Valladares F, Allen Mitchell T, Pearcy Robert W
Centro de Ciencias Medioambientales, CSIC, Serrano 115 dpdo, 28040 Madrid, Spain, , , , , , ES.
Section of Evolution and Ecology, Division of Biological Sciences, University of California, Davis, CA 95616, USA, , , , , , US.
Oecologia. 1997 Aug;111(4):505-514. doi: 10.1007/s004420050264.
We examined in the field the photosynthetic utilization of fluctuating light by six neotropical rainforest shrubs of the family Rubiaceae. They were growing in three different light environments: forest understory, small gaps, and clearings. Gas exchange techniques were used to analyse photosynthetic induction response, induction maintenance during low-light periods, and lightfleck (simulated sunfleck) use efficiency (LUE). Total daily photon flux density (PFD) reaching the plants during the wet season was 37 times higher in clearings than in the understory, with small gaps exhibiting intermediate values. Sunflecks were more frequent, but shorter and of lower intensity in the understory than in clearings. However, sunflecks contributed one-third of the daily PFD in the understory. Maximum rates of net photosynthesis, carboxylation capacity, electron transport, and maximum stomatal conductance were lower in understory species than in species growing in small gaps or clearings, while the reverse was true for the curvature factor of the light response of photosynthesis. No significant differences were found in the apparent quantum yield. The rise of net photosynthesis during induction after transfer from low to high light varied from a hyperbolic shape to a sigmoidal increase. Rates of photosynthetic induction exhibited a negative exponential relationship with stomatal conductance in the shade prior to the increase in PFD. Leaves of understory species showed the most rapid induction and remained induced longer once transferred to the shade than did leaves of medium- or high-light species. LUE decreased rapidly with increasing lightfleck duration and was affected by the induction state of the leaf. Fully induced leaves exhibited LUEs up to 300% for 1-s lightflecks, while LUE was below 100% for 1-80 s lightflecks in uninduced leaves. Both induced and uninduced leaves of understory species exhibited higher LUE than those of species growing in small gaps or clearings. However, most differences disappeared for lightflecks 10 s long or longer. Thus, understory species, which grew in a highly dynamic light environment, had better capacities for utilization of rapidly fluctuating light than species from habitats with higher light availability.

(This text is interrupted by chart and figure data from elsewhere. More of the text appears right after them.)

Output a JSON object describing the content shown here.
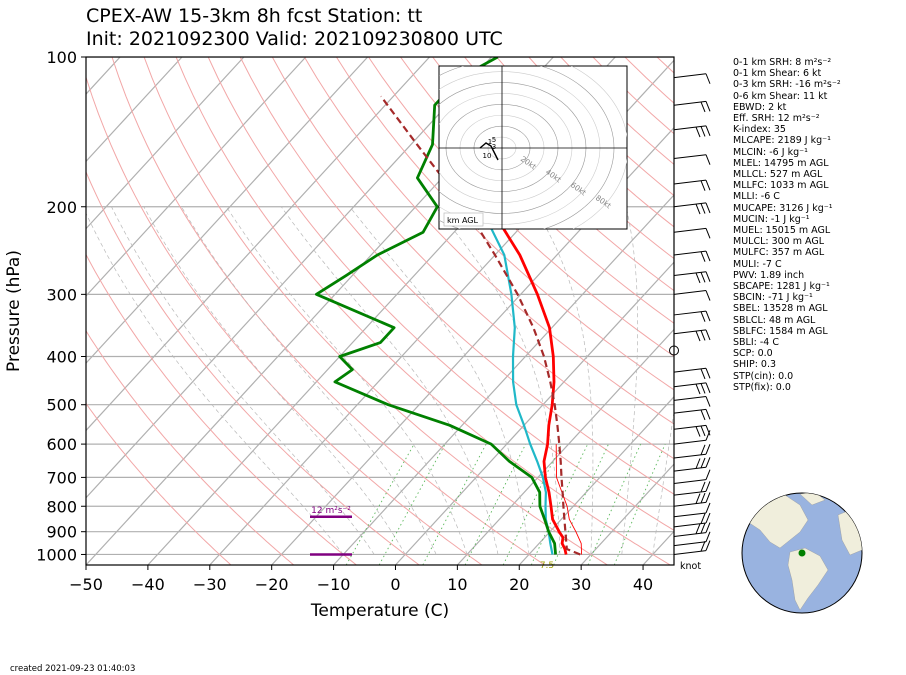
{
  "header": {
    "title_line1": "CPEX-AW 15-3km  8h fcst  Station: tt",
    "title_line2": "Init: 2021092300  Valid: 202109230800 UTC"
  },
  "footer": {
    "created": "created 2021-09-23 01:40:03"
  },
  "params": [
    "0-1 km SRH: 8 m²s⁻²",
    "0-1 km Shear: 6 kt",
    "0-3 km SRH: -16 m²s⁻²",
    "0-6 km Shear: 11 kt",
    "EBWD: 2 kt",
    "Eff. SRH: 12 m²s⁻²",
    "K-index: 35",
    "MLCAPE: 2189 J kg⁻¹",
    "MLCIN: -6 J kg⁻¹",
    "MLEL: 14795 m AGL",
    "MLLCL: 527 m AGL",
    "MLLFC: 1033 m AGL",
    "MLLI: -6 C",
    "MUCAPE: 3126 J kg⁻¹",
    "MUCIN: -1 J kg⁻¹",
    "MUEL: 15015 m AGL",
    "MULCL: 300 m AGL",
    "MULFC: 357 m AGL",
    "MULI: -7 C",
    "PWV: 1.89 inch",
    "SBCAPE: 1281 J kg⁻¹",
    "SBCIN: -71 J kg⁻¹",
    "SBEL: 13528 m AGL",
    "SBLCL: 48 m AGL",
    "SBLFC: 1584 m AGL",
    "SBLI: -4 C",
    "SCP: 0.0",
    "SHIP: 0.3",
    "STP(cin): 0.0",
    "STP(fix): 0.0"
  ],
  "chart_data": {
    "type": "line",
    "xlabel": "Temperature (C)",
    "ylabel": "Pressure (hPa)",
    "xlim": [
      -50,
      45
    ],
    "ylim": [
      1050,
      100
    ],
    "y_scale": "log",
    "x_ticks": [
      -50,
      -40,
      -30,
      -20,
      -10,
      0,
      10,
      20,
      30,
      40
    ],
    "y_ticks": [
      100,
      200,
      300,
      400,
      500,
      600,
      700,
      800,
      900,
      1000
    ],
    "skew": true,
    "series": [
      {
        "role": "temperature",
        "color": "#ff0000",
        "p": [
          1000,
          975,
          950,
          925,
          900,
          850,
          800,
          750,
          700,
          650,
          600,
          550,
          500,
          450,
          400,
          350,
          300,
          250,
          200,
          175
        ],
        "t": [
          26.0,
          25.0,
          23.7,
          23.0,
          21.5,
          18.6,
          16.4,
          14.0,
          11.2,
          8.6,
          6.6,
          4.0,
          1.5,
          -1.6,
          -5.5,
          -10.4,
          -17.3,
          -26.0,
          -38.0,
          -45.0
        ]
      },
      {
        "role": "virtual-temperature",
        "color": "#ff0000",
        "p": [
          1000,
          950,
          900,
          850,
          800,
          700,
          600
        ],
        "t": [
          28.5,
          26.8,
          24.2,
          21.3,
          19.0,
          13.0,
          8.0
        ]
      },
      {
        "role": "wet-bulb",
        "color": "#20b8c8",
        "p": [
          1000,
          950,
          900,
          850,
          800,
          750,
          700,
          650,
          600,
          550,
          500,
          450,
          400,
          350,
          300,
          250,
          200,
          175
        ],
        "t": [
          23.8,
          21.8,
          19.8,
          17.5,
          15.5,
          13.5,
          10.8,
          7.5,
          3.8,
          0.0,
          -4.3,
          -8.2,
          -12.0,
          -16.0,
          -21.5,
          -28.5,
          -39.5,
          -46.5
        ]
      },
      {
        "role": "dewpoint",
        "color": "#008000",
        "p": [
          1000,
          950,
          900,
          850,
          800,
          750,
          700,
          650,
          600,
          550,
          500,
          450,
          425,
          400,
          375,
          350,
          300,
          275,
          250,
          225,
          200,
          175,
          150,
          125,
          110,
          100
        ],
        "t": [
          24.3,
          22.5,
          19.8,
          17.3,
          14.6,
          12.5,
          9.0,
          3.0,
          -2.5,
          -12.0,
          -25.0,
          -37.0,
          -36.0,
          -40.0,
          -35.5,
          -35.5,
          -53.0,
          -51.0,
          -49.0,
          -45.0,
          -46.5,
          -54.0,
          -56.5,
          -62.0,
          -62.0,
          -59.0
        ]
      },
      {
        "role": "parcel",
        "color": "#a52a2a",
        "p": [
          1000,
          975,
          950,
          900,
          850,
          800,
          750,
          700,
          650,
          600,
          550,
          500,
          450,
          400,
          350,
          300,
          250,
          200,
          150,
          120
        ],
        "t": [
          28.3,
          25.3,
          24.4,
          22.5,
          20.5,
          18.4,
          16.2,
          13.8,
          11.3,
          8.5,
          5.4,
          1.9,
          -2.2,
          -7.0,
          -13.0,
          -20.5,
          -30.0,
          -42.0,
          -59.0,
          -72.0
        ]
      }
    ],
    "effective_inflow_layer": {
      "label": "12 m²s⁻²",
      "p_bottom": 1000,
      "p_top": 840
    },
    "lcl_label": "7.5",
    "wind_units": "knot",
    "hodograph": {
      "label": "km AGL",
      "ring_labels": [
        "20kt",
        "40kt",
        "60kt",
        "80kt"
      ],
      "height_labels": [
        "1",
        "3",
        "5",
        "10"
      ]
    },
    "globe_marker": "station location"
  }
}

我们在野外研究了茜草科六种新热带雨林灌木对波动光的光合利用情况。它们生长在三种不同的光照环境中:森林林下、小间隙和林中空地。采用气体交换技术分析光合诱导响应、弱光期的诱导维持以及光斑(模拟太阳光斑)利用效率(LUE)。雨季期间到达植物的每日总光子通量密度(PFD)在林中空地比林下高37倍,小间隙呈现中间值。林下的太阳光斑更频繁,但比林中空地更短且强度更低。然而,太阳光斑在林下贡献了每日PFD的三分之一。林下物种的净光合最大速率、羧化能力、电子传递和最大气孔导度低于生长在小间隙或林中空地的物种,而光合作用光响应的曲率因子则相反。表观量子产率未发现显著差异。从低光转移到高光后诱导期间净光合作用的上升从双曲线形状到S形增加不等。在PFD增加之前,光合诱导速率与遮荫条件下的气孔导度呈负指数关系。林下物种的叶片显示出最快的诱导,并且一旦转移到遮荫条件下,比中光或高光物种的叶片保持诱导状态的时间更长。LUE随着光斑持续时间的增加而迅速下降,并受叶片诱导状态的影响。完全诱导的叶片对1秒光斑的LUE高达300%,而未诱导叶片对1 - 80秒光斑的LUE低于100%。林下物种的诱导和未诱导叶片均比生长在小间隙或林中空地的物种表现出更高的LUE。然而,对于10秒及更长时间的光斑,大多数差异消失。因此,生长在高度动态光照环境中的林下物种比来自光照条件更好栖息地的物种具有更好的利用快速波动光的能力。